# Video: Determining the Deformation Induced in an Object by Tensile Stress

A nylon rope has a Young’s Modulus of 1.35 × 10⁹ Pa, a length of 35.0 m when not stretched, and a diameter of 0.800 cm. If a mountain climber of mass 65.0 kg hangs on this rope, how much does it extend?

06:10

### Video Transcript

A nylon rope has a Young’s modulus of 1.35 times 10 to the ninth pascals, a length of 35.0 meters when not stretched, and a diameter of 0.800 cm. If a mountain climber of mass 65.0 kg hangs on this rope, how much does it extend.

As we solve this problem, we’ll assume that the rope itself is essentially massless so that it does not exert a gravitational force on itself. We’ll also assume that the acceleration due to gravity 𝑔 is exactly 9.8 meters per second squared. Let’s start by highlighting some of the critical information we’ve been given.

First, we’re told that the nylon rope has a Young’s modulus of 1.35 times 10 to the ninth pascals. We’re told that the rope is 35.0 meters long when it’s not stretched, and that it has a diameter of 0.800 cm. We’re also told that the climber who hangs on the rope has a mass of 65.0 kg. Let’s assign some symbols to represent these values as we work through this problem.

Let’s represent Young’s modulus as a capital 𝐸. We’ll call the length of the rope capital 𝐿. And we’ll call the rope’s diameter lower case 𝑑. And we’ll express it in terms of meters rather than centimeters. 0.800 cm is the same as 8.00 times 10 to the negative third meters. And finally the mass of the mountain climber will represent as 𝑚. And we’re asked to find out under this condition how much does the rope extend or stretch. We’ll refer to that as 𝛥𝐿: the change in the length of the rope due to the mass of the climber stretching it out.

Now the critical relationship in this problem relates Young’s modulus to the other terms we’ve been given. You may recall this relationship. The equation states that 𝐸, Young’s modulus, is equal to the force that is exerted on our object divided by the cross sectional area of our object. In that fraction is then divided by 𝛥𝐿, the change in length of our object, divided by its original length 𝐿.

When we use Young’s modulus equation, we typically assume as we will in this case that the force that is being exerted is expressed equally across the cross section 𝐴. Now let’s use this relationship in our particular scenario to solve for 𝛥𝐿, the change in length of the rope when it’s stretched due to the weight of a climber. A mathematically equivalent way to write this expression is to say that the Young’s modulus is equal to the force divided by area multiplied by the length of our object divided by the change in its length.

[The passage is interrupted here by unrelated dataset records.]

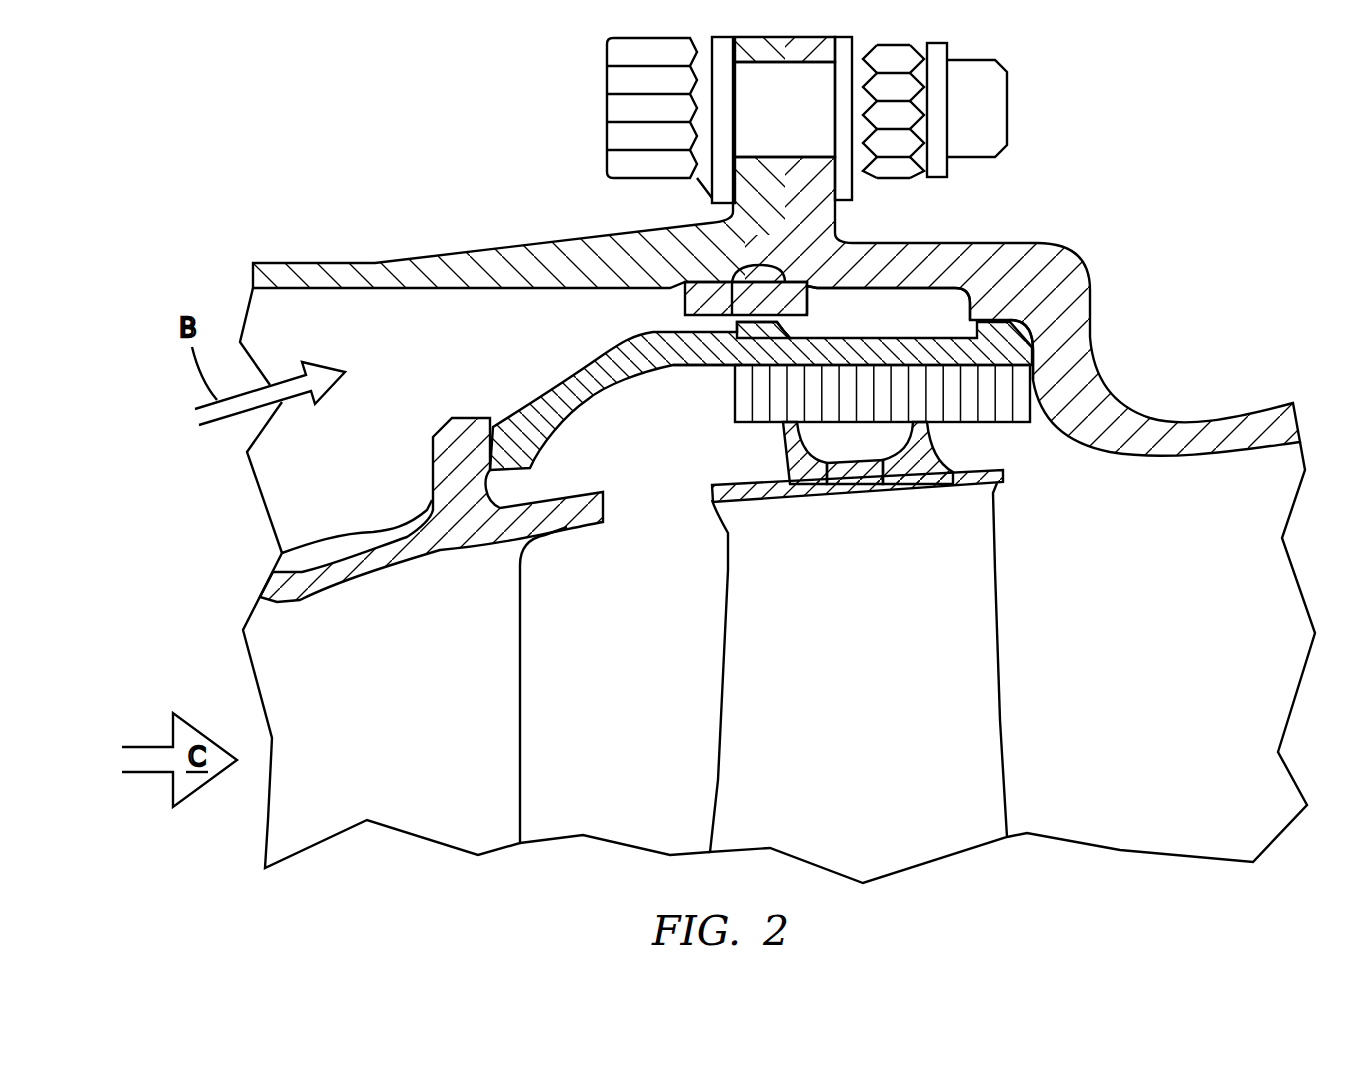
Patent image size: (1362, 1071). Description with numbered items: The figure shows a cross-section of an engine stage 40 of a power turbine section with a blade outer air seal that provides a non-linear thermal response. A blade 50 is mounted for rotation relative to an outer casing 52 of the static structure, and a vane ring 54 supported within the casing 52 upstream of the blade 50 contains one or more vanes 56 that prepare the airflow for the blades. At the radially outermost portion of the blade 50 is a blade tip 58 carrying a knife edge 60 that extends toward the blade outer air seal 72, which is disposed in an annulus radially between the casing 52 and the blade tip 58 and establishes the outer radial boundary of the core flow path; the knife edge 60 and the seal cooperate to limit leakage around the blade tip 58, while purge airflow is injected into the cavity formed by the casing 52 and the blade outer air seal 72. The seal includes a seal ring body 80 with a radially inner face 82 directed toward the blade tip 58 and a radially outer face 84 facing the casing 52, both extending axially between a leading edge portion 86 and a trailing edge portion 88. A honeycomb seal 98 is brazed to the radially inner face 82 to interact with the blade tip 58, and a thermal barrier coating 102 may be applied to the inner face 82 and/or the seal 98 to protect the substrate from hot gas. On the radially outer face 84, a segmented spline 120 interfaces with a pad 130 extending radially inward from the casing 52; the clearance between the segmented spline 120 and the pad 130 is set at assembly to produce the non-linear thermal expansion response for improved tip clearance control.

The engine stage 40 is at (392, 150).
The blade 50 is at (925, 774).
The outer casing 52 is at (1040, 237).
The vane ring 54 is at (272, 492).
The vane 56 is at (385, 712).
The blade tip 58 is at (722, 460).
The knife edge 60 is at (887, 435).
The blade outer air seal 72 is at (530, 358).
The seal ring body 80 is at (608, 358).
The radially inner face 82 is at (723, 366).
The radially outer face 84 is at (903, 337).
The leading edge portion 86 is at (470, 450).
The trailing edge portion 88 is at (1033, 350).
The seal 98 is at (1003, 400).
The thermal barrier coating 102 is at (970, 407).
The segmented spline 120 is at (760, 328).
The pad 130 is at (795, 272).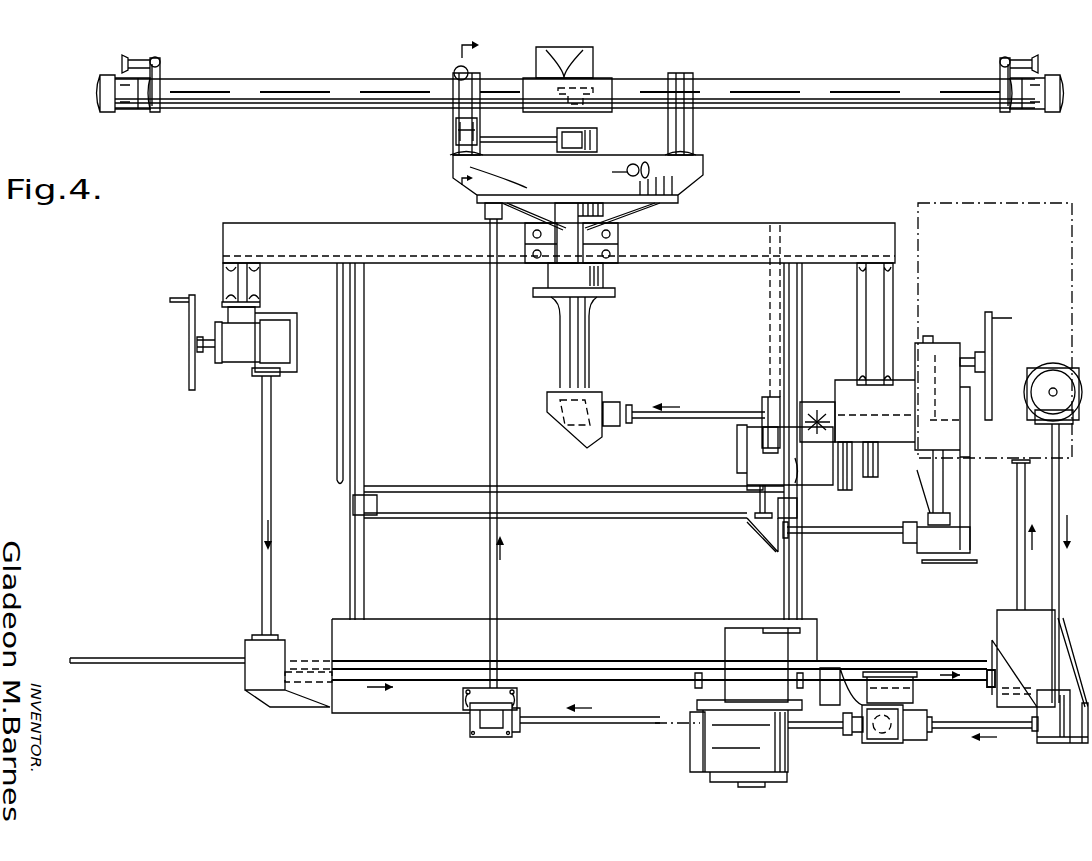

Now we want to solve for that 𝛥𝐿, the change in length. So to do that, we’ll isolate it on one side of our equation. Let’s multiply both sides of our equation by 𝛥𝐿. When we do that, that term cancels out of the right side of our equation. If we now divide both sides of our equation by 𝐸, the Young’s modulus will isolate 𝛥𝐿 on the left side of our equation.

Now let’s write out a cleaned up version of this equation. And we find that 𝛥𝐿 is equal to the force exerted divided by the area over which that force is exerted multiplied by the length of our rope divided by 𝐸, the Young’s modulus. Now we can move towards plugging in values to these terms on the right side of our equation. We’ll start with the force 𝐹. That force we’re told is created by a mountain climber hanging on the rope. In other words, this is a gravitational force or weight force. And that force, 𝑊, equals an object’s mass times the acceleration due to gravity, 𝑔. So we can substitute 𝑚, the mass of the mountain climber, times 𝑔 in for 𝐹 in this equation.

Now let’s look at 𝐴, the area. If we draw a sketch of the cross section of our rope, we’re told what the diameter of that rope is. That diameter is given as 8.00 times 10 to the negative third meters. Since we’re working with a cross section which is a circle, we know that overall the area, 𝐴, that we’re working with is equal to 𝜋 times 𝑟, the radius of that circle, squared. So as we look at our equation for 𝛥𝐿, let’s replace the capital 𝐴 with 𝜋𝑟 squared, the cross sectional area of a rope. All we have left in the equation now our capital 𝐿, the length of a rope, which is given to us and capital 𝐸, the Young’s modulus of the rope, which is also given.

We’re now ready to begin plugging in numbers for these values into our equation to solve for 𝛥𝐿. When we plug all these values into the equation and then into our calculator, we find that 𝛥𝐿 is equal to 0.329 meters or 32.9 cm. That’s how much this nylon rope stretches when a climber with mass of 65.0 kg hangs vertically on it.